Unexpected connections are being made through the group. “It turned out she lives just three doors away from me!” exclaims Katie, pointing at Eve Handy, whose face creases in a smile as her needles click-clack speedily along a row. “How can I never have met her?” There’s a lot of give-and-take going on in the room. With 60 years’ experience – “I’ve always knitted and sewed, out of necessity, for my family,” – Eve is well able to sort out other knitters’ problems as they arise. “And I’ve met people I’d never have met,” she adds.
As other people’s scarves grow steadily longer, Gill Osborne is crocheting a blue blanket: “my chemo project” she says quietly. A teacher who’s been signed off work while she goes through treatment, she’s felt isolated since being diagnosed, she explains.
“With my immune system compromised I’m quite wary of crowded places. I can come here and be creative, and it’s a calm environment: it’s somewhere I feel safe.”
Sitting opposite Gill, with a part-knitted green scarf hanging off her needles, Linda Williams, a member of the partnership board, says the group gives her a reason to get out of the house now she’s no longer looking after her grandchildren full-time. “I’ve always wanted to go to a knitting group, but £5 a week is hard to find, and here they provided the wool and the needles.”
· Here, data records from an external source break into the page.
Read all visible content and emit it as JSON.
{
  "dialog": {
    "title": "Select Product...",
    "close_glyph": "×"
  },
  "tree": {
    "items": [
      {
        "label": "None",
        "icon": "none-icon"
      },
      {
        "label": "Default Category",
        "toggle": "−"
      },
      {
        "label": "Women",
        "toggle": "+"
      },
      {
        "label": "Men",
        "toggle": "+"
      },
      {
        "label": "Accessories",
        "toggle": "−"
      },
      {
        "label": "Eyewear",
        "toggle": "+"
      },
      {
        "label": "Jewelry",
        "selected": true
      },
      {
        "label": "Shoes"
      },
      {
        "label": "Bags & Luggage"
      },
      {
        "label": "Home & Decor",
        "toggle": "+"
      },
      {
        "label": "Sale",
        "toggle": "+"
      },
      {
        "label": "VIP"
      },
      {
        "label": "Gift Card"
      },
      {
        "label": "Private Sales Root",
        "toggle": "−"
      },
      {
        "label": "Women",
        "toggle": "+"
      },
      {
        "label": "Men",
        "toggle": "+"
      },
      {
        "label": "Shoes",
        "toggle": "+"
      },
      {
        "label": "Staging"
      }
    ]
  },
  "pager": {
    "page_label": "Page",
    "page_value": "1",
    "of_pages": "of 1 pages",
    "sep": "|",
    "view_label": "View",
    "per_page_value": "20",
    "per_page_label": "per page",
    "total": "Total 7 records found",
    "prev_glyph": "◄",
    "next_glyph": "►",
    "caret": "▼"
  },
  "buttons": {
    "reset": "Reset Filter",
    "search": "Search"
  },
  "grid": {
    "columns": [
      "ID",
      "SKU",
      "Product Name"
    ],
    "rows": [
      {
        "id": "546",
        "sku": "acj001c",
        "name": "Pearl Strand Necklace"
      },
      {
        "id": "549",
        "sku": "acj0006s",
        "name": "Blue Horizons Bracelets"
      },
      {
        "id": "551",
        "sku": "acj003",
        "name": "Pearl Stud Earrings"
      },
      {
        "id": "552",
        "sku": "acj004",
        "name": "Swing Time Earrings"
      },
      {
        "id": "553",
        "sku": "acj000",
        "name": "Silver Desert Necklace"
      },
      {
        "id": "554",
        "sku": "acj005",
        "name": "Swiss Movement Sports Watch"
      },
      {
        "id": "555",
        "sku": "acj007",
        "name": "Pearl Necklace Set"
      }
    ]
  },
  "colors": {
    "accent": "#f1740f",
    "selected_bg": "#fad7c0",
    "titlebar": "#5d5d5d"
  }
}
A feeling of relaxed camaraderie pervades the room. Katie makes her way around the tables making sure nobody is stuck. Suddenly Gemma arrives back from the play in a flurry, having collected her three other children from school. “This and the coffee morning, it’s a lifeline,” she says emphatically. She’s on her own with the kids, she explains, so having support from people who understand her situation matters. “It’s not just a group. It’s everything.”
It’s clear that starting Knit and Natter has made a difference to Katie’s state of mind, too. “It’s given me a purpose. If you’re in chronic pain all the time, and sometimes I wake up and I’m screaming, I needed to feel like I had a purpose, and I needed to make some friends.”